When did Indian food first come to Chicago? It’s a thorny question. Many restaurants in the city claim to be among the first or the oldest, including Gaylord Fine Indian originally on Clark Street, Indian Garden in Streeterville and Standard India Restaurant originally on Devon Avenue. All three restaurants were founded after 1965, when major immigration reforms expanded the rights of Asians to immigrate to the United States.
This post-1965 wave of immigrants founded the historical South Asian neighborhood on Devon Avenue. But the history of Indian food in Chicago is over 120 years old, if one looks closely. Indian restaurant workers, laborers and students have been in Chicago since earlier in the 1900s.
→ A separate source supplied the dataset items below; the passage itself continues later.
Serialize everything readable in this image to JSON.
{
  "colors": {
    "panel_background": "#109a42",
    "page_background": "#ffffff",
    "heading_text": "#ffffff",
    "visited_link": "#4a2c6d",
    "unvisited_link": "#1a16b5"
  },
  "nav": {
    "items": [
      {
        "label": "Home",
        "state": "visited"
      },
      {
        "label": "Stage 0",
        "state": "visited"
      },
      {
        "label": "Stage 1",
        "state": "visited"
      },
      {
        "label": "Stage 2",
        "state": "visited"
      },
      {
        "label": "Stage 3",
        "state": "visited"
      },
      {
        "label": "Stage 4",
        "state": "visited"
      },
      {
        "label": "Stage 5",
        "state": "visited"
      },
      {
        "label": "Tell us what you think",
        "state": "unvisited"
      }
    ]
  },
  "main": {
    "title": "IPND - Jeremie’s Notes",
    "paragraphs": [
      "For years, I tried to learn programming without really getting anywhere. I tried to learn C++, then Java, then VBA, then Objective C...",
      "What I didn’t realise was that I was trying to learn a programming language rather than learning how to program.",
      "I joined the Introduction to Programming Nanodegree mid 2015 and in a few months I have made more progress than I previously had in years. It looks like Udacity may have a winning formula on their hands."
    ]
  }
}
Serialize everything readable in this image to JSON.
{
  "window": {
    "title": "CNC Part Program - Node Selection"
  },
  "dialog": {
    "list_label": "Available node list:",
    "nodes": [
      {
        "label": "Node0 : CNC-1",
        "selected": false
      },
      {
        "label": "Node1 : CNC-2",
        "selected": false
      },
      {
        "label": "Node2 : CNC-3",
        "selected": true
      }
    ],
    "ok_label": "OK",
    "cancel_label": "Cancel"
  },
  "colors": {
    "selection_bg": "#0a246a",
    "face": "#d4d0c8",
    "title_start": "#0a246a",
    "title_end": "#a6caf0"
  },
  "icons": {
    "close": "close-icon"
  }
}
There is evidence of Indian food being sold in Chicago at various points in the 1920s and 1960s; likely, there are many more stories that have been lost to time. I asked this question about Chicago Indian food history after watching the fascinating new PBS America ReFramed documentary “ ,” directed by Vivek Bald and Alaudin Ullah. The documentary points us toward hidden histories of Indian restaurants run by Bengali Muslim men in Black and Latino neighborhoods.
That group founded some of the first Indian restaurants in the Western Hemisphere, including New York. “If you were to go to New York in 1955, the majority of Indian restaurants that you would find in Manhattan were run by Bengali Muslim men,” said Bald, a historian at the Massachusetts Institute of Technolog.